Where did EPNK go wrong? NGO Monitor seem to blame the programme’s failures on a bureaucratic logic, where the five consortium members of EPNK are at once in charge of the programme’s design, implementation and assessment, whereas sound management would require a separation between these tasks.
The report is particularly critical for the British NGO « Links ». The NGO went bankrupt in the course of the project and was dissolved in 2013, only to reappear later on in a new form, and again as a project partner. Links, whose work is judged particularly devoid of substance, has also benefitted from subsidies by the OIC Youth Forum, an NGO founded by the Azerbaijani Foreign Ministry.

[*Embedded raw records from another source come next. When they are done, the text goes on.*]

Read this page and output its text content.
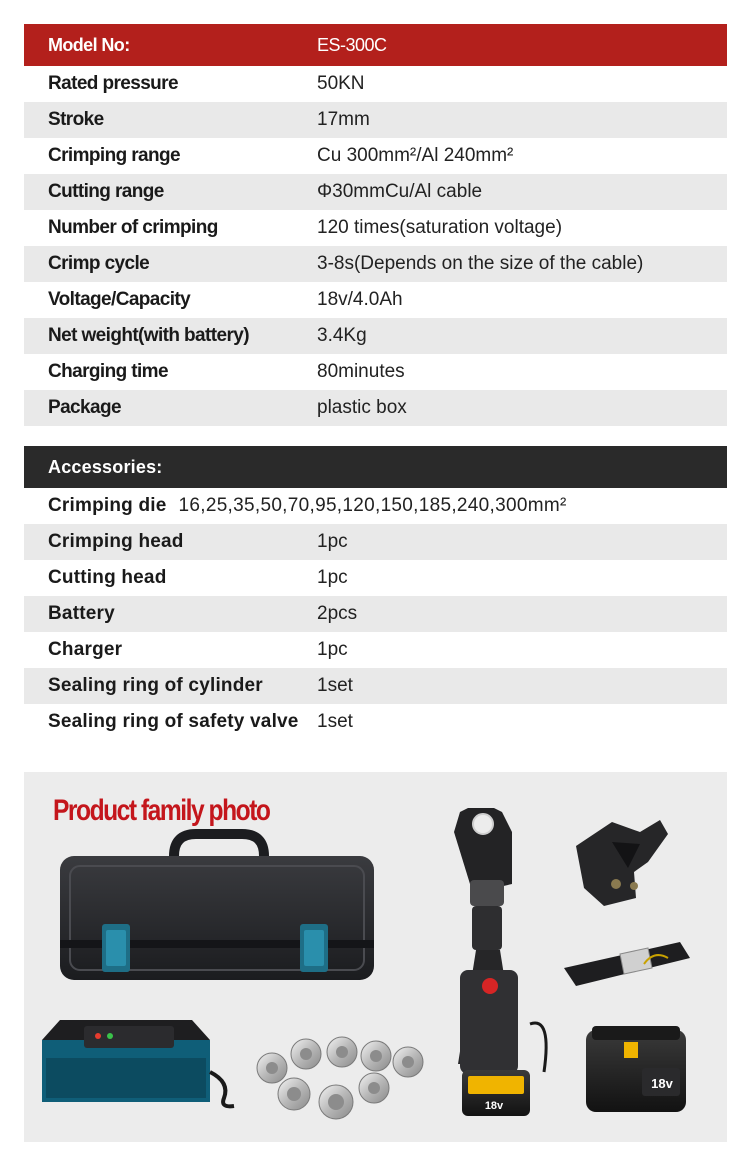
Model No:	ES-300C
Rated pressure	50KN
Stroke	17mm
Crimping range	Cu 300mm²/Al 240mm²
Cutting range	Φ30mmCu/Al cable
Number of crimping	120 times(saturation voltage)
Crimp cycle	3-8s(Depends on the size of the cable)
Voltage/Capacity	18v/4.0Ah
Net weight(with battery)	3.4Kg
Charging time	80minutes
Package	plastic box
Accessories:
Crimping die 16,25,35,50,70,95,120,150,185,240,300mm²
Crimping head	1pc
Cutting head	1pc
Battery	2pcs
Charger	1pc
Sealing ring of cylinder	1set
Sealing ring of safety valve 1set
18v
18v
Product family photo
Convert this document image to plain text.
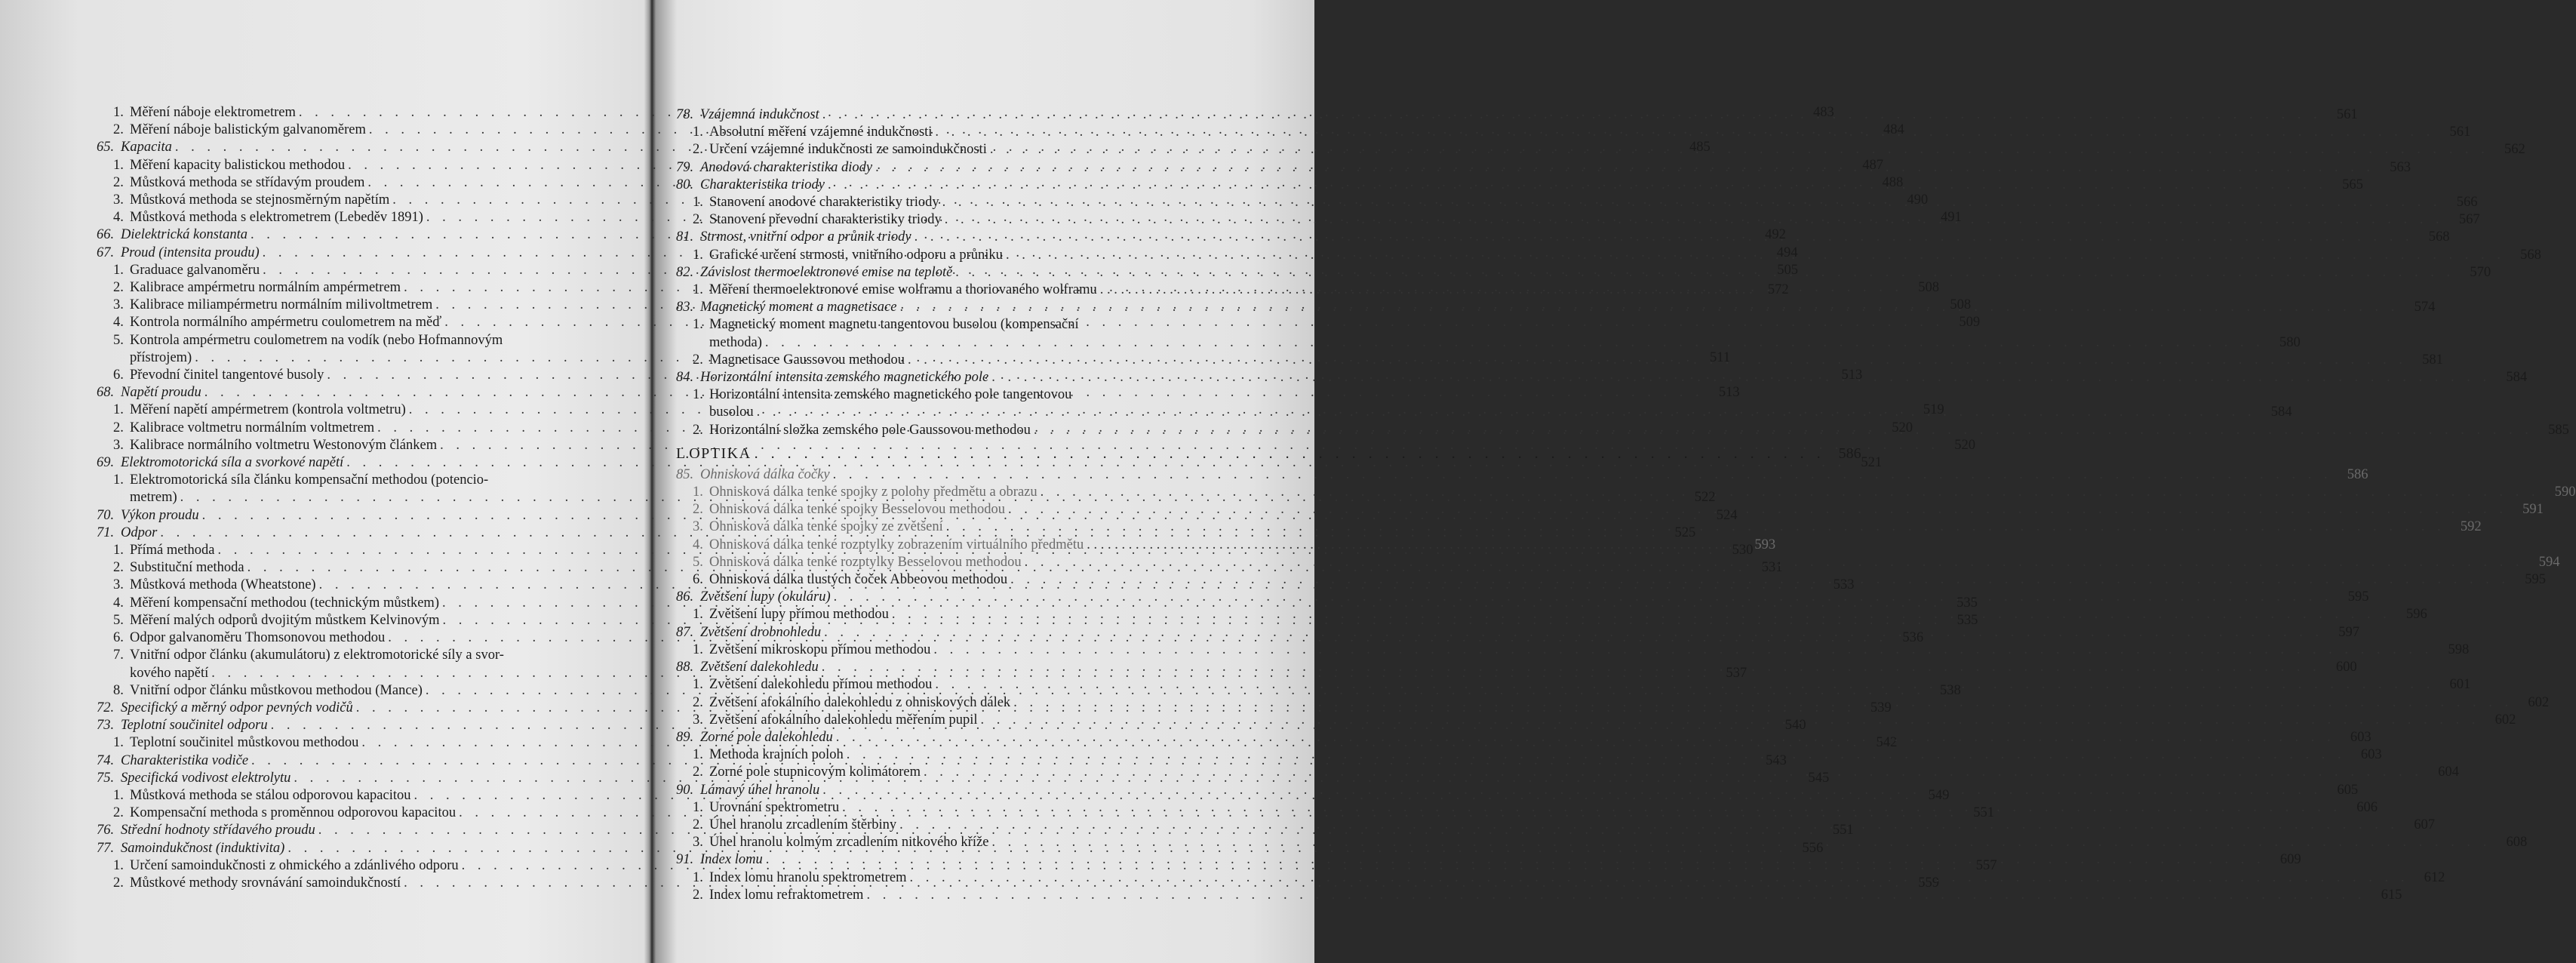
1. Měření náboje elektrometrem . . .	483
2. Měření náboje balistickým galvanoměrem . . .	484
65. Kapacita . . .	485
1. Měření kapacity balistickou methodou . . .	487
2. Můstková methoda se střídavým proudem . . .	488
3. Můstková methoda se stejnosměrným napětím . . .	490
4. Můstková methoda s elektrometrem (Lebeděv 1891) . . .	491
66. Dielektrická konstanta . . .	492
67. Proud (intensita proudu) . . .	494
1. Graduace galvanoměru . . .	505
2. Kalibrace ampérmetru normálním ampérmetrem . . .	508
3. Kalibrace miliampérmetru normálním milivoltmetrem . . .	508
4. Kontrola normálního ampérmetru coulometrem na měď . . .	509
5. Kontrola ampérmetru coulometrem na vodík (nebo Hofmannovým
přístrojem) . . .	511
6. Převodní činitel tangentové busoly . . .	513
68. Napětí proudu . . .	513
1. Měření napětí ampérmetrem (kontrola voltmetru) . . .	519
2. Kalibrace voltmetru normálním voltmetrem . . .	520
3. Kalibrace normálního voltmetru Westonovým článkem . . .	520
69. Elektromotorická síla a svorkové napětí . . .	521
1. Elektromotorická síla článku kompensační methodou (potencio-
metrem) . . .	522
70. Výkon proudu . . .	524
71. Odpor . . .	525
1. Přímá methoda . . .	530
2. Substituční methoda . . .	531
3. Můstková methoda (Wheatstone) . . .	533
4. Měření kompensační methodou (technickým můstkem) . . .	535
5. Měření malých odporů dvojitým můstkem Kelvinovým . . .	535
6. Odpor galvanoměru Thomsonovou methodou . . .	536
7. Vnitřní odpor článku (akumulátoru) z elektromotorické síly a svor-
kového napětí . . .	537
8. Vnitřní odpor článku můstkovou methodou (Mance) . . .	538
72. Specifický a měrný odpor pevných vodičů . . .	539
73. Teplotní součinitel odporu . . .	540
1. Teplotní součinitel můstkovou methodou . . .	542
74. Charakteristika vodiče . . .	543
75. Specifická vodivost elektrolytu . . .	545
1. Můstková methoda se stálou odporovou kapacitou . . .	549
2. Kompensační methoda s proměnnou odporovou kapacitou . . .	551
76. Střední hodnoty střídavého proudu . . .	551
77. Samoindukčnost (induktivita) . . .	556
1. Určení samoindukčnosti z ohmického a zdánlivého odporu . . .	557
2. Můstkové methody srovnávání samoindukčností . . .	559
78. Vzájemná indukčnost . . .	561
1. Absolutní měření vzájemné indukčnosti . . .	561
2. Určení vzájemné indukčnosti ze samoindukčnosti . . .	562
79. Anodová charakteristika diody . . .	563
80. Charakteristika triody . . .	565
1. Stanovení anodové charakteristiky triody . . .	566
2. Stanovení převodní charakteristiky triody . . .	567
81. Strmost, vnitřní odpor a průnik triody . . .	568
1. Grafické určení strmosti, vnitřního odporu a průniku . . .	568
82. Závislost thermoelektronové emise na teplotě . . .	570
1. Měření thermoelektronové emise wolframu a thoriovaného wolframu . . .	572
83. Magnetický moment a magnetisace . . .	574
1. Magnetický moment magnetu tangentovou busolou (kompensační
methoda) . . .	580
2. Magnetisace Gaussovou methodou . . .	581
84. Horizontální intensita zemského magnetického pole . . .	584
1. Horizontální intensita zemského magnetického pole tangentovou
busolou . . .	584
2. Horizontální složka zemského pole Gaussovou methodou . . .	585
L. OPTIKA . . .	586
85. Ohnisková dálka čočky . . .	586
1. Ohnisková dálka tenké spojky z polohy předmětu a obrazu . . .	590
2. Ohnisková dálka tenké spojky Besselovou methodou . . .	591
3. Ohnisková dálka tenké spojky ze zvětšení . . .	592
4. Ohnisková dálka tenké rozptylky zobrazením virtuálního předmětu . . .	593
5. Ohnisková dálka tenké rozptylky Besselovou methodou . . .	594
6. Ohnisková dálka tlustých čoček Abbeovou methodou . . .	595
86. Zvětšení lupy (okuláru) . . .	595
1. Zvětšení lupy přímou methodou . . .	596
87. Zvětšení drobnohledu . . .	597
1. Zvětšení mikroskopu přímou methodou . . .	598
88. Zvětšení dalekohledu . . .	600
1. Zvětšení dalekohledu přímou methodou . . .	601
2. Zvětšení afokálního dalekohledu z ohniskových dálek . . .	602
3. Zvětšení afokálního dalekohledu měřením pupil . . .	602
89. Zorné pole dalekohledu . . .	603
1. Methoda krajních poloh . . .	603
2. Zorné pole stupnicovým kolimátorem . . .	604
90. Lámavý úhel hranolu . . .	605
1. Urovnání spektrometru . . .	606
2. Úhel hranolu zrcadlením štěrbiny . . .	607
3. Úhel hranolu kolmým zrcadlením nitkového kříže . . .	608
91. Index lomu . . .	609
1. Index lomu hranolu spektrometrem . . .	612
2. Index lomu refraktometrem . . .	615
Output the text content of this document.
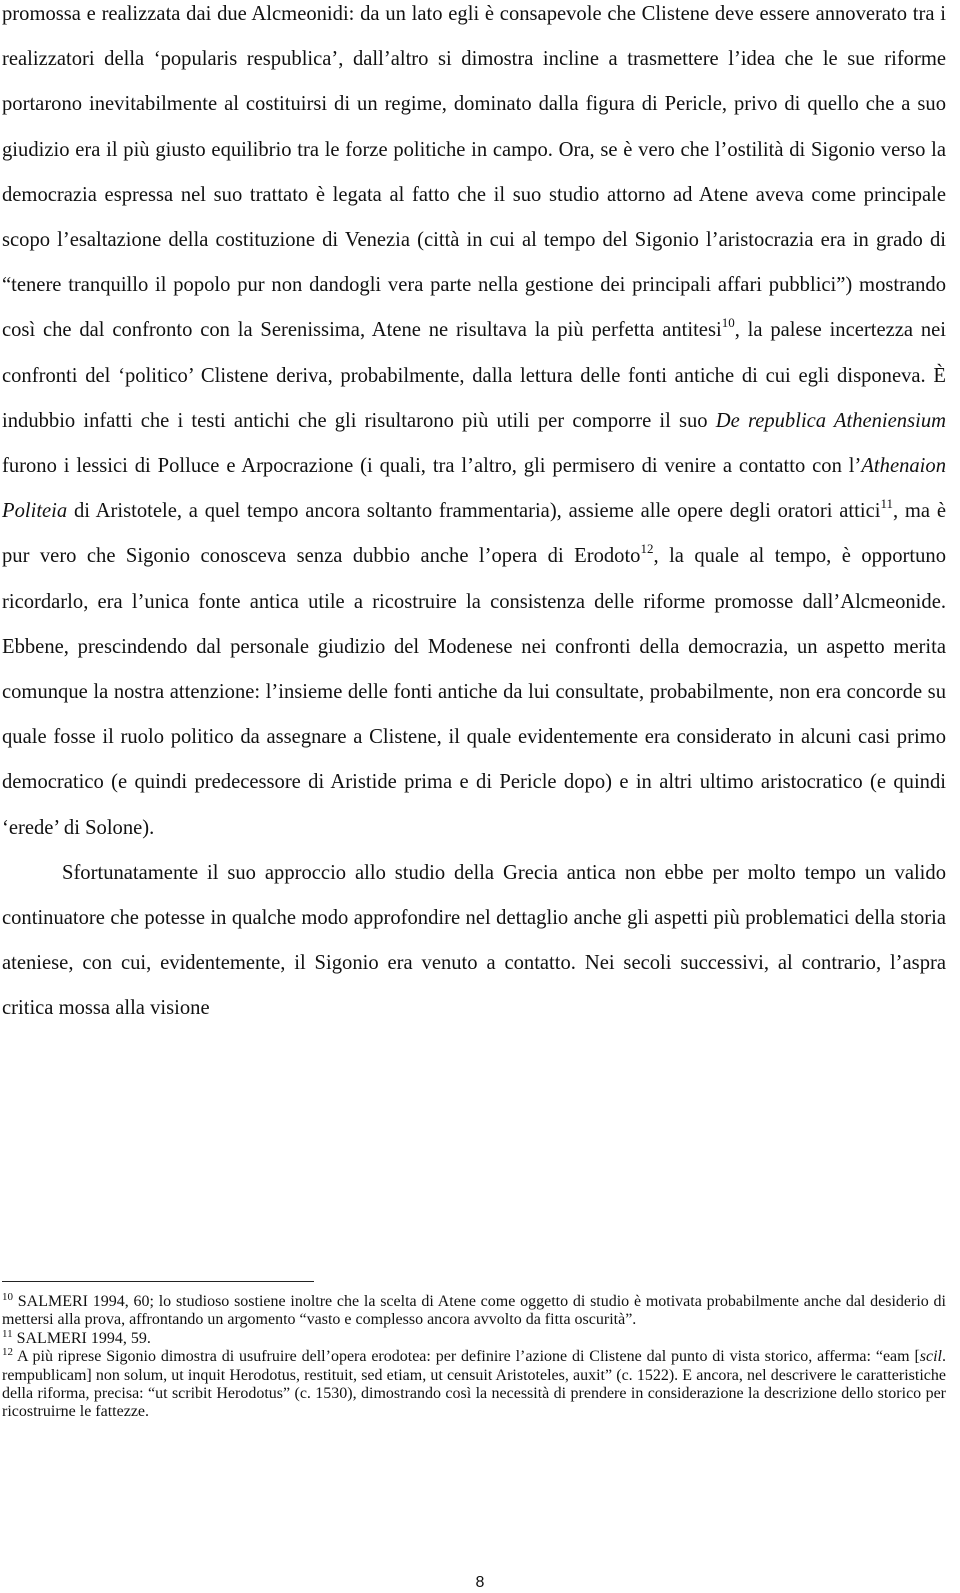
promossa e realizzata dai due Alcmeonidi: da un lato egli è consapevole che Clistene deve essere annoverato tra i realizzatori della ‘popularis respublica’, dall’altro si dimostra incline a trasmettere l’idea che le sue riforme portarono inevitabilmente al costituirsi di un regime, dominato dalla figura di Pericle, privo di quello che a suo giudizio era il più giusto equilibrio tra le forze politiche in campo. Ora, se è vero che l’ostilità di Sigonio verso la democrazia espressa nel suo trattato è legata al fatto che il suo studio attorno ad Atene aveva come principale scopo l’esaltazione della costituzione di Venezia (città in cui al tempo del Sigonio l’aristocrazia era in grado di “tenere tranquillo il popolo pur non dandogli vera parte nella gestione dei principali affari pubblici”) mostrando così che dal confronto con la Serenissima, Atene ne risultava la più perfetta antitesi$^{10}$, la palese incertezza nei confronti del ‘politico’ Clistene deriva, probabilmente, dalla lettura delle fonti antiche di cui egli disponeva. È indubbio infatti che i testi antichi che gli risultarono più utili per comporre il suo De republica Atheniensium furono i lessici di Polluce e Arpocrazione (i quali, tra l’altro, gli permisero di venire a contatto con l’Athenaion Politeia di Aristotele, a quel tempo ancora soltanto frammentaria), assieme alle opere degli oratori attici$^{11}$, ma è pur vero che Sigonio conosceva senza dubbio anche l’opera di Erodoto$^{12}$, la quale al tempo, è opportuno ricordarlo, era l’unica fonte antica utile a ricostruire la consistenza delle riforme promosse dall’Alcmeonide. Ebbene, prescindendo dal personale giudizio del Modenese nei confronti della democrazia, un aspetto merita comunque la nostra attenzione: l’insieme delle fonti antiche da lui consultate, probabilmente, non era concorde su quale fosse il ruolo politico da assegnare a Clistene, il quale evidentemente era considerato in alcuni casi primo democratico (e quindi predecessore di Aristide prima e di Pericle dopo) e in altri ultimo aristocratico (e quindi ‘erede’ di Solone).

Sfortunatamente il suo approccio allo studio della Grecia antica non ebbe per molto tempo un valido continuatore che potesse in qualche modo approfondire nel dettaglio anche gli aspetti più problematici della storia ateniese, con cui, evidentemente, il Sigonio era venuto a contatto. Nei secoli successivi, al contrario, l’aspra critica mossa alla visione

$^{10}$ SALMERI 1994, 60; lo studioso sostiene inoltre che la scelta di Atene come oggetto di studio è motivata probabilmente anche dal desiderio di mettersi alla prova, affrontando un argomento “vasto e complesso ancora avvolto da fitta oscurità”.

$^{11}$ SALMERI 1994, 59.

$^{12}$ A più riprese Sigonio dimostra di usufruire dell’opera erodotea: per definire l’azione di Clistene dal punto di vista storico, afferma: “eam [scil. rempublicam] non solum, ut inquit Herodotus, restituit, sed etiam, ut censuit Aristoteles, auxit” (c. 1522). E ancora, nel descrivere le caratteristiche della riforma, precisa: “ut scribit Herodotus” (c. 1530), dimostrando così la necessità di prendere in considerazione la descrizione dello storico per ricostruirne le fattezze.

8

The EPNK’s inadequacies do not only constitute a missed opportunity and a waste of public money. The programme also allows the EU to nurture the illusion that it is playing its part in helping to restore peace in Nagorno-Karabakh, when in fact it is not.
After the 4-day war in April 2016, the European Parliament held a debate on the conflict where the EU’s High Representative for Foreign Affairs and Security Policy, Ms Mogherini, stated in reference to EPNK that “the EU has supported measures to facilitate peaceful contacts between the parties to the conflict for a number of years”. In reality, we now know that EPNK does no such thing.
In order to help reduce tensions and promote a measure of trust between Armenians and Azeris, therefore, the European Union will need to insist that parties to the conflict authorize actual contact between their populations and accept that activities for peace in Karabakh be held… in Karabakh.